Yes. But it doesn’t stay that way naturally. Weeds like dandelion, clover and plantain are highly aggressive and successful plants that adore the sunny, open habitat of lawns. When the lawn is left alone, except for occasional mowings, the clover colonizes. Spreading rapidly through the grass blades, the long runners of clover soon turn a prickly, grass-only lawn into a soft bed, ideal for toddlers to sit on. Or for cats to loll, dogs to sunbathe, robins to forage. Good lawn.

But a lawn that has clover will soon have other plants too, dandelions and plantain and such. Weeds.

So, some lawn-owners apply herbicides. Poison chemicals which target all broad-leaved species–in other words everything except grass. This seems impossible—how can a poison kill broad-leaved plants and not kill plants with only slightly narrower leaves? But grasses and broad-leaved plants like clover went their separate ways early in their evolutionary history, and developed very different vascular systems. The poison spreads quickly and efficiently through the broad-leaved plants, carried by veins throughout the leaves. So commonly applied lawn “weed and feeds” kill off clover, violets, buttercups and dandelions without harming the grass.

The question is, what else do they harm?organic lawn clover

Pesticides are poisons. They kill living things, that’s their purpose.

Children have long been identified as being especially vulnerable to pesticide exposure. Their developing bodies are at greater risk from toxins. Also, they don’t sit in chairs on the deck, sip iced tea, and gaze at the lawn. Children play on lawns: they roll down the hill, lie on the grass, chew grass blades. Like the robins and the neighborhood dogs and cats, they can’t read the little signs with the tiny letters warning that this lawn has been treated with herbicides.
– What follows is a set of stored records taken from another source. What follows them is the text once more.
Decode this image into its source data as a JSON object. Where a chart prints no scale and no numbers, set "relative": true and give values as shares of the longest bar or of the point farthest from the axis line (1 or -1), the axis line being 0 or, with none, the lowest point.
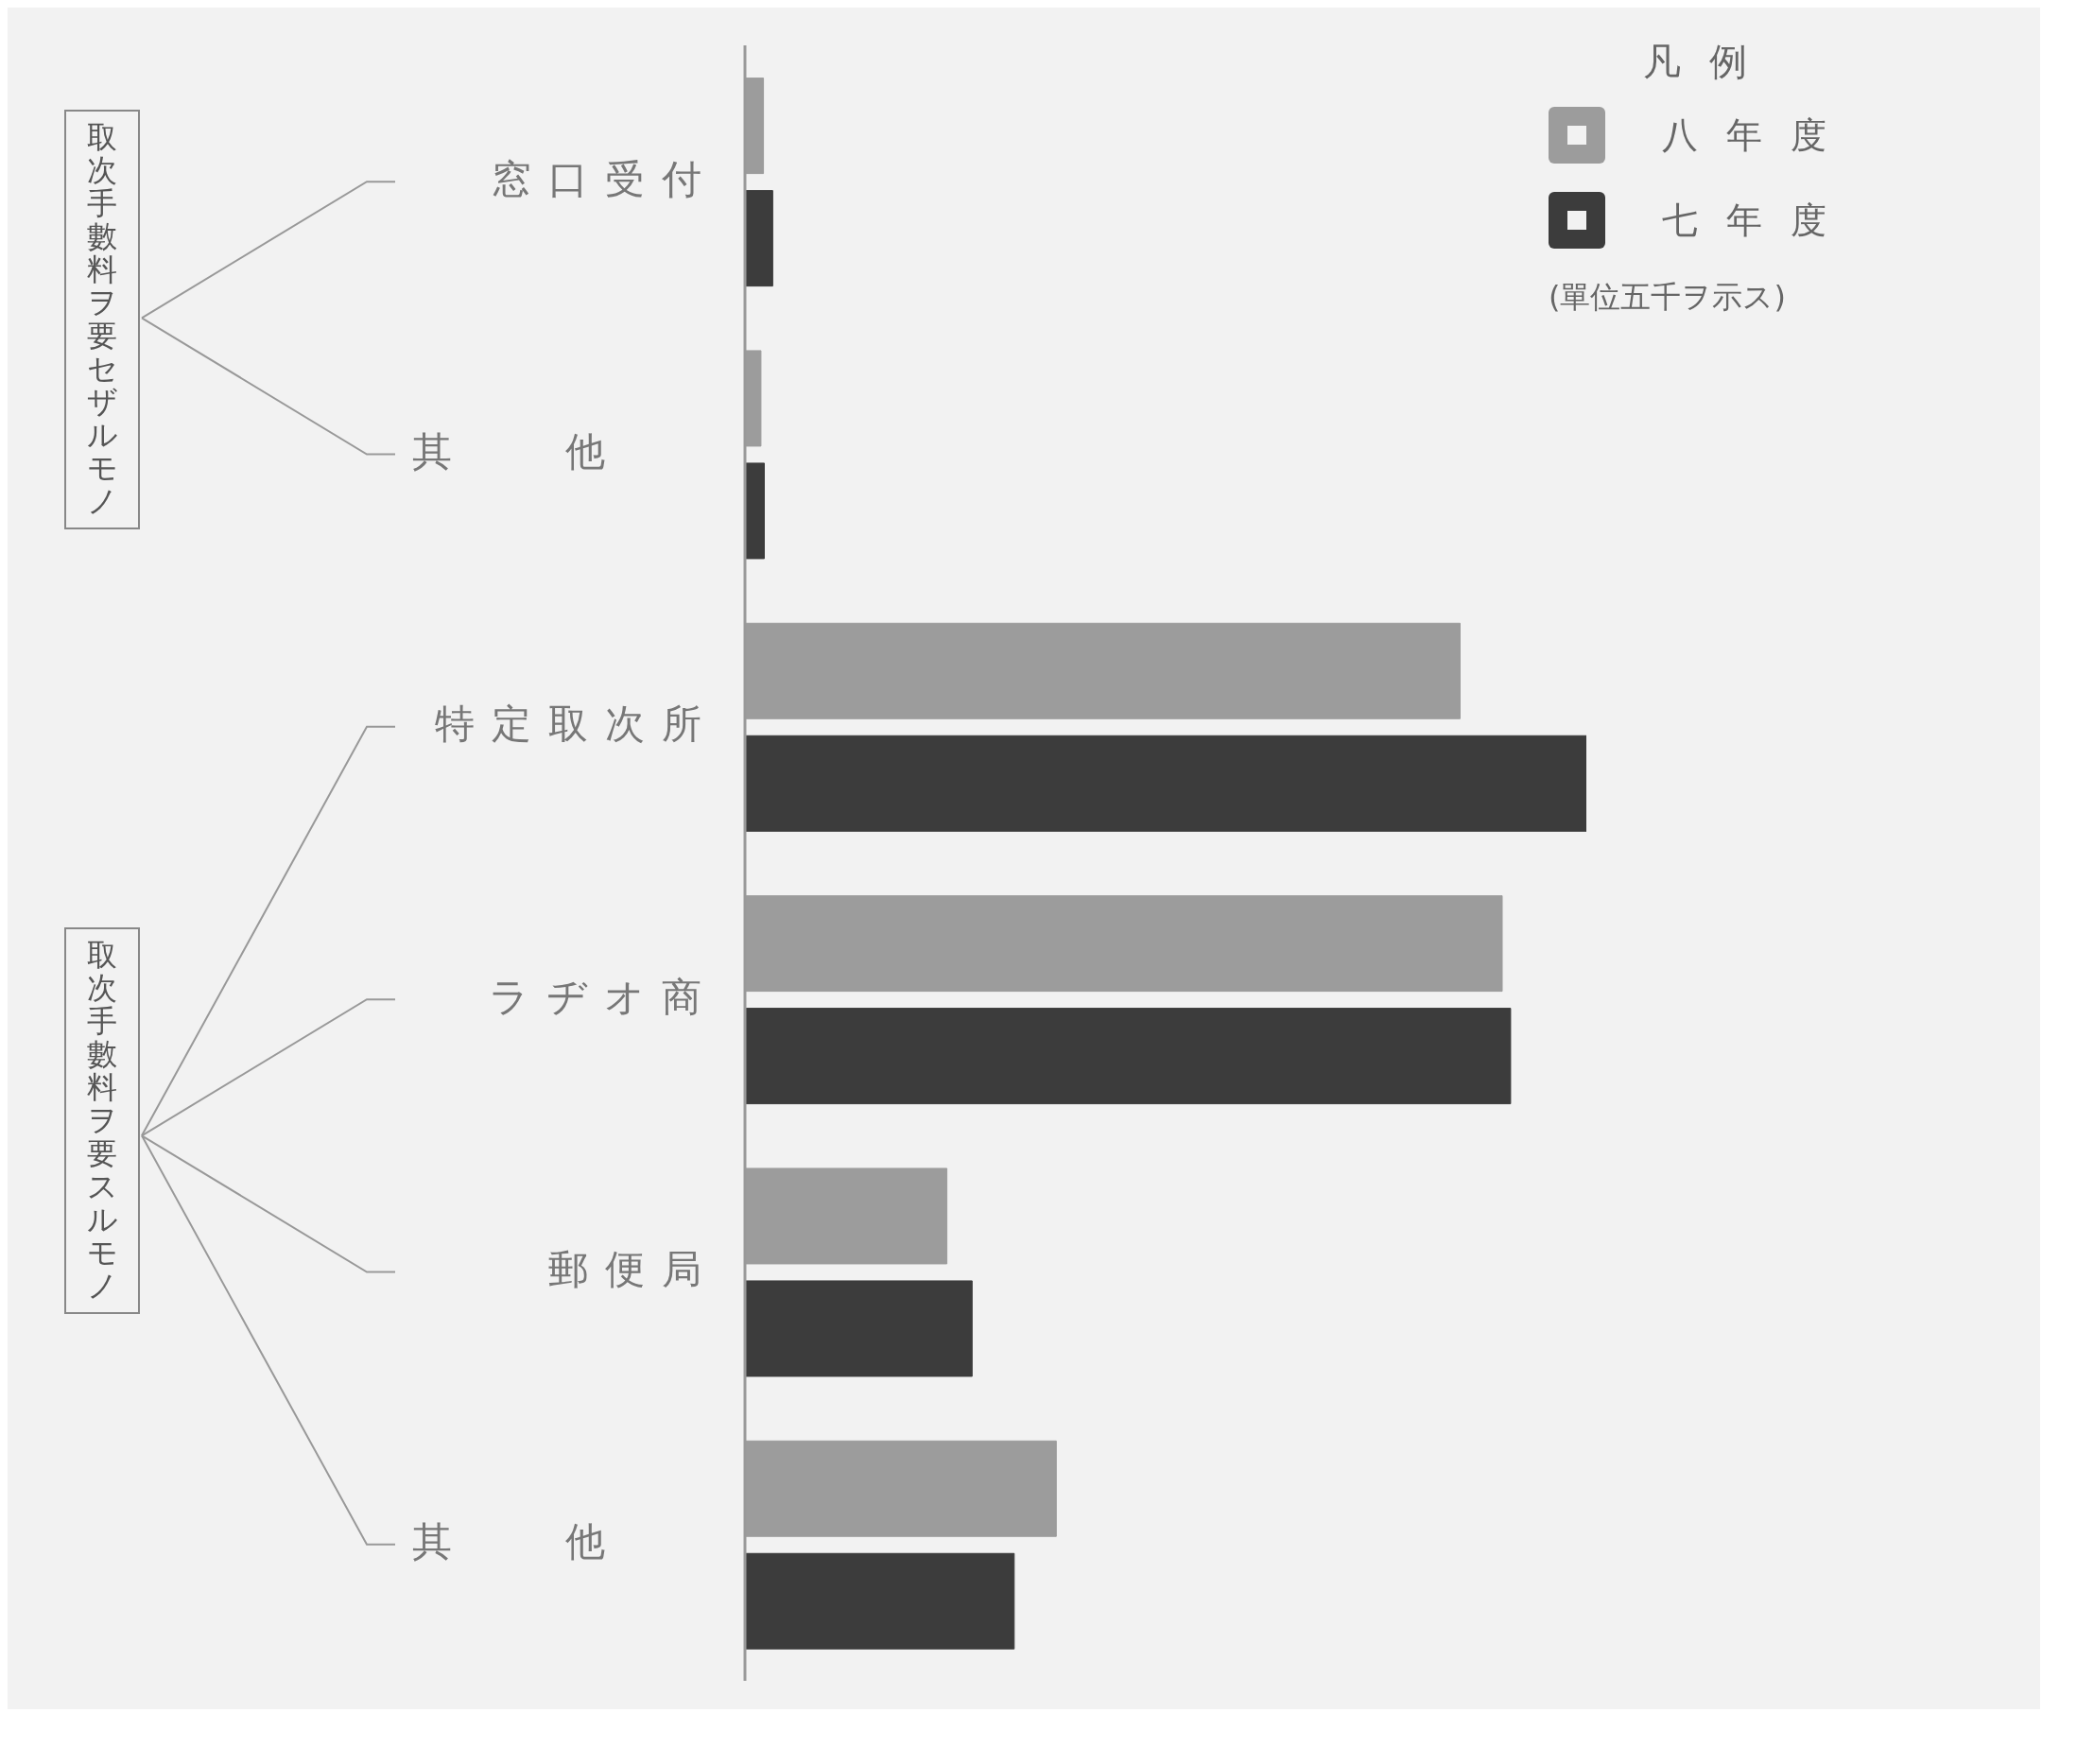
{
  "chart_data": {
    "type": "bar",
    "orientation": "horizontal",
    "relative": true,
    "legend_title": "凡例",
    "legend": "top right",
    "categories": [
      "窓口受付",
      "其他",
      "特定取次所",
      "ラヂオ商",
      "郵便局",
      "其他"
    ],
    "series": [
      {
        "name": "八年度",
        "color": "#9c9c9c",
        "values": [
          0.022,
          0.019,
          0.85,
          0.9,
          0.24,
          0.37
        ]
      },
      {
        "name": "七年度",
        "color": "#3c3c3c",
        "values": [
          0.033,
          0.023,
          1,
          0.91,
          0.27,
          0.32
        ]
      }
    ],
    "annotations": [
      "取次手數料ヲ要セザルモノ",
      "取次手數料ヲ要スルモノ",
      "(單位五千ヲ示ス)"
    ]
  }
}
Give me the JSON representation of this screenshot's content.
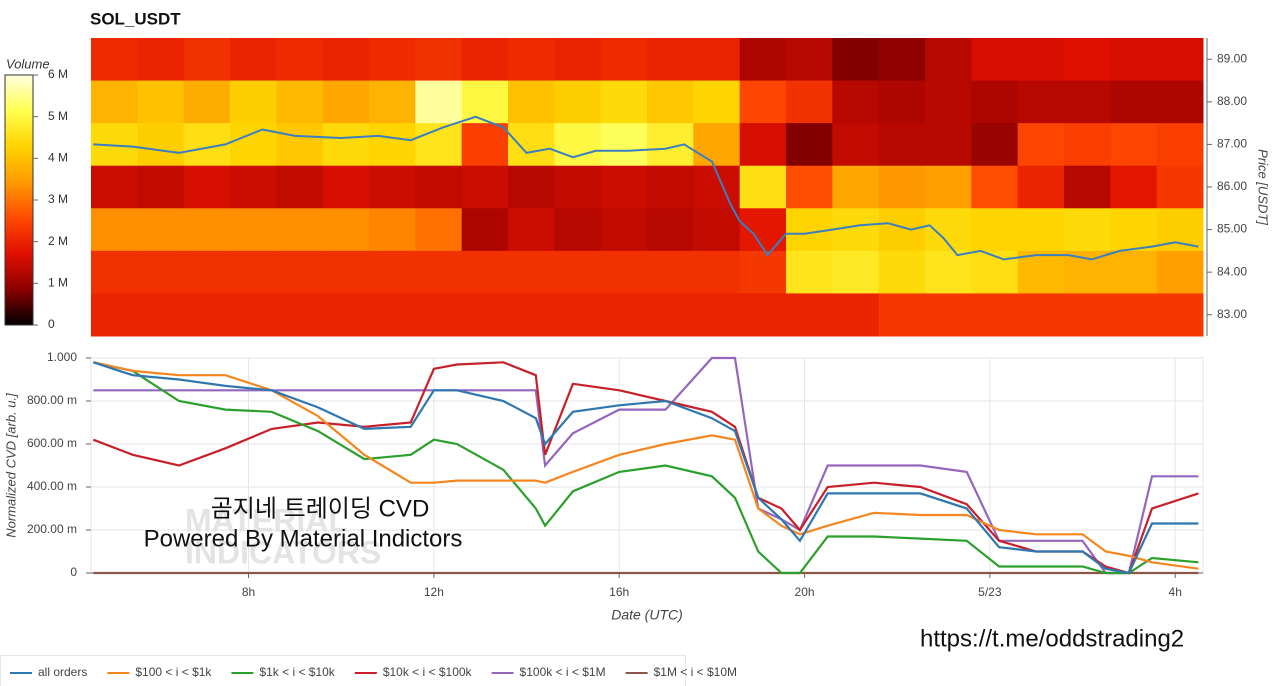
{
  "chart_data": [
    {
      "type": "heatmap",
      "title": "SOL_USDT",
      "bins": [
        4.6,
        5.6,
        6.6,
        7.6,
        8.6,
        9.6,
        10.6,
        11.6,
        12.6,
        13.6,
        14.6,
        15.6,
        16.6,
        17.6,
        18.6,
        19.6,
        20.6,
        21.6,
        22.6,
        23.6,
        24.6,
        25.6,
        26.6,
        27.6,
        28.6
      ],
      "xlim": [
        4.6,
        28.6
      ],
      "price_levels": [
        89,
        88,
        87,
        86,
        85,
        84,
        83
      ],
      "z": [
        [
          2100000,
          2000000,
          2200000,
          2000000,
          2100000,
          2000000,
          2100000,
          2200000,
          2000000,
          2100000,
          2000000,
          2100000,
          2000000,
          2000000,
          1200000,
          1300000,
          800000,
          900000,
          1300000,
          1600000,
          1600000,
          1700000,
          1600000,
          1600000
        ],
        [
          3800000,
          4000000,
          3700000,
          4200000,
          3900000,
          3600000,
          3800000,
          5600000,
          5000000,
          4000000,
          4200000,
          4400000,
          4100000,
          4300000,
          2500000,
          2200000,
          1300000,
          1200000,
          1300000,
          1200000,
          1300000,
          1300000,
          1200000,
          1200000
        ],
        [
          4400000,
          4200000,
          4500000,
          4300000,
          4100000,
          4400000,
          4300000,
          4600000,
          2400000,
          4500000,
          5000000,
          5200000,
          4800000,
          3600000,
          1600000,
          800000,
          1400000,
          1300000,
          1300000,
          1000000,
          2500000,
          2400000,
          2500000,
          2400000
        ],
        [
          1500000,
          1400000,
          1600000,
          1500000,
          1400000,
          1600000,
          1500000,
          1400000,
          1500000,
          1300000,
          1400000,
          1500000,
          1400000,
          1500000,
          4500000,
          2600000,
          3600000,
          3400000,
          3500000,
          2600000,
          2000000,
          1300000,
          1800000,
          2300000
        ],
        [
          3300000,
          3300000,
          3300000,
          3300000,
          3300000,
          3300000,
          3200000,
          3000000,
          1200000,
          1500000,
          1300000,
          1400000,
          1300000,
          1400000,
          1800000,
          4300000,
          4400000,
          4200000,
          4400000,
          4300000,
          4300000,
          4400000,
          4300000,
          4200000
        ],
        [
          2200000,
          2200000,
          2200000,
          2200000,
          2200000,
          2200000,
          2200000,
          2200000,
          2200000,
          2200000,
          2200000,
          2200000,
          2200000,
          2200000,
          2300000,
          4600000,
          4700000,
          4400000,
          4600000,
          4500000,
          3900000,
          3800000,
          3800000,
          3500000
        ],
        [
          2000000,
          2000000,
          2000000,
          2000000,
          2000000,
          2000000,
          2000000,
          2000000,
          2000000,
          2000000,
          2000000,
          2000000,
          2000000,
          2000000,
          2000000,
          2000000,
          2000000,
          2300000,
          2300000,
          2300000,
          2300000,
          2300000,
          2300000,
          2300000
        ]
      ],
      "colorscale": [
        "#000000",
        "#8b0000",
        "#e01000",
        "#ff4a00",
        "#ff9a00",
        "#ffd400",
        "#ffff50",
        "#ffffe0"
      ],
      "colorbar": {
        "label": "Volume",
        "lim": [
          0,
          6000000
        ],
        "ticks": [
          0,
          {
            "value": 1000000,
            "label": "1 M"
          },
          {
            "value": 2000000,
            "label": "2 M"
          },
          {
            "value": 3000000,
            "label": "3 M"
          },
          {
            "value": 4000000,
            "label": "4 M"
          },
          {
            "value": 5000000,
            "label": "5 M"
          },
          {
            "value": 6000000,
            "label": "6 M"
          }
        ]
      },
      "y2_label": "Price [USDT]",
      "y2lim": [
        82.5,
        89.5
      ],
      "y2ticks": [
        {
          "value": 83,
          "label": "83.00"
        },
        {
          "value": 84,
          "label": "84.00"
        },
        {
          "value": 85,
          "label": "85.00"
        },
        {
          "value": 86,
          "label": "86.00"
        },
        {
          "value": 87,
          "label": "87.00"
        },
        {
          "value": 88,
          "label": "88.00"
        },
        {
          "value": 89,
          "label": "89.00"
        }
      ],
      "price": {
        "color": "#3a7fc0",
        "x": [
          4.65,
          5.5,
          6.5,
          7.5,
          8.3,
          9.0,
          10.0,
          10.8,
          11.5,
          12.2,
          12.9,
          13.5,
          14.0,
          14.5,
          15.0,
          15.5,
          16.2,
          17.0,
          17.4,
          18.0,
          18.4,
          18.6,
          18.9,
          19.2,
          19.6,
          20.0,
          20.6,
          21.2,
          21.8,
          22.3,
          22.7,
          23.0,
          23.3,
          23.8,
          24.3,
          25.0,
          25.7,
          26.2,
          26.8,
          27.5,
          28.0,
          28.5
        ],
        "values": [
          87.0,
          86.95,
          86.8,
          87.0,
          87.35,
          87.2,
          87.15,
          87.2,
          87.1,
          87.4,
          87.65,
          87.4,
          86.8,
          86.9,
          86.7,
          86.85,
          86.85,
          86.9,
          87.0,
          86.6,
          85.6,
          85.2,
          84.9,
          84.4,
          84.9,
          84.9,
          85.0,
          85.1,
          85.15,
          85.0,
          85.1,
          84.8,
          84.4,
          84.5,
          84.3,
          84.4,
          84.4,
          84.3,
          84.5,
          84.6,
          84.7,
          84.6
        ]
      }
    },
    {
      "type": "line",
      "x_label": "Date (UTC)",
      "y_label": "Normalized CVD [arb. u.]",
      "x": [
        4.65,
        5.5,
        6.5,
        7.5,
        8.5,
        9.5,
        10.5,
        11.5,
        12.0,
        12.5,
        13.5,
        14.2,
        14.4,
        15.0,
        16.0,
        17.0,
        18.0,
        18.5,
        19.0,
        19.5,
        19.9,
        20.5,
        21.5,
        22.5,
        23.5,
        24.2,
        25.0,
        26.0,
        26.5,
        27.0,
        27.5,
        28.5
      ],
      "xlim": [
        4.6,
        28.6
      ],
      "xticks": [
        {
          "value": 8,
          "label": "8h"
        },
        {
          "value": 12,
          "label": "12h"
        },
        {
          "value": 16,
          "label": "16h"
        },
        {
          "value": 20,
          "label": "20h"
        },
        {
          "value": 24,
          "label": "5/23"
        },
        {
          "value": 28,
          "label": "4h"
        }
      ],
      "ylim": [
        0,
        1
      ],
      "yticks": [
        0,
        {
          "value": 0.2,
          "label": "200.00 m"
        },
        {
          "value": 0.4,
          "label": "400.00 m"
        },
        {
          "value": 0.6,
          "label": "600.00 m"
        },
        {
          "value": 0.8,
          "label": "800.00 m"
        },
        {
          "value": 1,
          "label": "1.000"
        }
      ],
      "grid": true,
      "legend": "bottom-left",
      "series": [
        {
          "name": "all orders",
          "color": "#2e77b0",
          "values": [
            0.98,
            0.92,
            0.9,
            0.87,
            0.85,
            0.77,
            0.67,
            0.68,
            0.85,
            0.85,
            0.8,
            0.72,
            0.6,
            0.75,
            0.78,
            0.8,
            0.72,
            0.66,
            0.35,
            0.25,
            0.15,
            0.37,
            0.37,
            0.37,
            0.3,
            0.12,
            0.1,
            0.1,
            0.02,
            0.0,
            0.23,
            0.23
          ]
        },
        {
          "name": "$100 < i < $1k",
          "color": "#f5861f",
          "values": [
            0.98,
            0.94,
            0.92,
            0.92,
            0.85,
            0.73,
            0.55,
            0.42,
            0.42,
            0.43,
            0.43,
            0.43,
            0.42,
            0.47,
            0.55,
            0.6,
            0.64,
            0.62,
            0.3,
            0.22,
            0.18,
            0.22,
            0.28,
            0.27,
            0.27,
            0.2,
            0.18,
            0.18,
            0.1,
            0.08,
            0.05,
            0.02
          ]
        },
        {
          "name": "$1k < i < $10k",
          "color": "#2ca02c",
          "values": [
            0.98,
            0.94,
            0.8,
            0.76,
            0.75,
            0.66,
            0.53,
            0.55,
            0.62,
            0.6,
            0.48,
            0.3,
            0.22,
            0.38,
            0.47,
            0.5,
            0.45,
            0.35,
            0.1,
            0.0,
            0.0,
            0.17,
            0.17,
            0.16,
            0.15,
            0.03,
            0.03,
            0.03,
            0.0,
            0.0,
            0.07,
            0.05
          ]
        },
        {
          "name": "$10k < i < $100k",
          "color": "#c8202a",
          "values": [
            0.62,
            0.55,
            0.5,
            0.58,
            0.67,
            0.7,
            0.68,
            0.7,
            0.95,
            0.97,
            0.98,
            0.92,
            0.55,
            0.88,
            0.85,
            0.8,
            0.75,
            0.68,
            0.35,
            0.3,
            0.2,
            0.4,
            0.42,
            0.4,
            0.32,
            0.15,
            0.1,
            0.1,
            0.03,
            0.0,
            0.3,
            0.37
          ]
        },
        {
          "name": "$100k < i < $1M",
          "color": "#9467bd",
          "values": [
            0.85,
            0.85,
            0.85,
            0.85,
            0.85,
            0.85,
            0.85,
            0.85,
            0.85,
            0.85,
            0.85,
            0.85,
            0.5,
            0.65,
            0.76,
            0.76,
            1.0,
            1.0,
            0.3,
            0.25,
            0.2,
            0.5,
            0.5,
            0.5,
            0.47,
            0.15,
            0.15,
            0.15,
            0.0,
            0.0,
            0.45,
            0.45
          ]
        },
        {
          "name": "$1M < i < $10M",
          "color": "#8c564b",
          "values": [
            0,
            0,
            0,
            0,
            0,
            0,
            0,
            0,
            0,
            0,
            0,
            0,
            0,
            0,
            0,
            0,
            0,
            0,
            0,
            0,
            0,
            0,
            0,
            0,
            0,
            0,
            0,
            0,
            0,
            0,
            0,
            0
          ]
        }
      ],
      "annotations": [
        "곰지네 트레이딩 CVD",
        "Powered By Material Indictors"
      ],
      "watermark": [
        "MATERIAL",
        "INDICATORS"
      ],
      "footer_link": "https://t.me/oddstrading2"
    }
  ]
}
I realize there’s an argument to be made for the occasional use of pesticides. We need to grow crops to feed hungry people. We need to battle invasive species. But how desperately do we need to eradicate clover from our yards, ballfields, and parks?

Lawn treated with pesticide vs. plain old grass, clover, and dandelions? I know which one my baby’s going to sit on.

 

For more info on the dangers of herbicides, especially as they relate to children, see: http://www.scribd.com/doc/57424066/The-MAINE-REPORT-The-dangers-of-lawn-herbicides-and-other-pesticides-in-the-state-of-Maine

2 Comments

  1. You’re singing our tune! I’m writing to introduce you to Waltham, MA-based Meadowscaping for Biodiversity (MS4B-www.meadowmaking.org). We offer outdoor, project-based, environmental enrichment programs that immerse youth in nature and empower them to make a positive contributions to the environment and their futures. Youth (7 – 19) learn about biodiversity, wildlife habitat, ecosystem gardening, etc. while they transform turf lawns into meadows (or gardens) filled with native plants, shrubs and grasses. When we and our youth approach property owners, we face status quo resistance and willful ignorance about the harm these -cides are doing in and to nature! We gently explain the role native perennials play in supporting the food chain and try to persuade people that their gardens can be both beautiful and functional and that all citizens can do their part to help the environment in their own backyards by replacing resource-intensive, toxically created gardens (and all the bad practices t), with affordable, pollinator- (and wildlife) friendly, perennial native plants.
    If it sounds like we are channelling Doug Tallamy, Rachel Carson, Pope Francis…and we are using your books to support the learning of our younger students, we are! I love “Karl, Get out of the Garden!…” and look forward to reading the others.
    Thank you! Jean Devine and Barbara Passero. jdevine@meadowmaking.org

    • How interesting, your organization sounds wonderful. We need more educators like you! What a fabulous idea, to get kids involved in turning lawns (ecological deserts) into meadows. Thanks for getting in touch.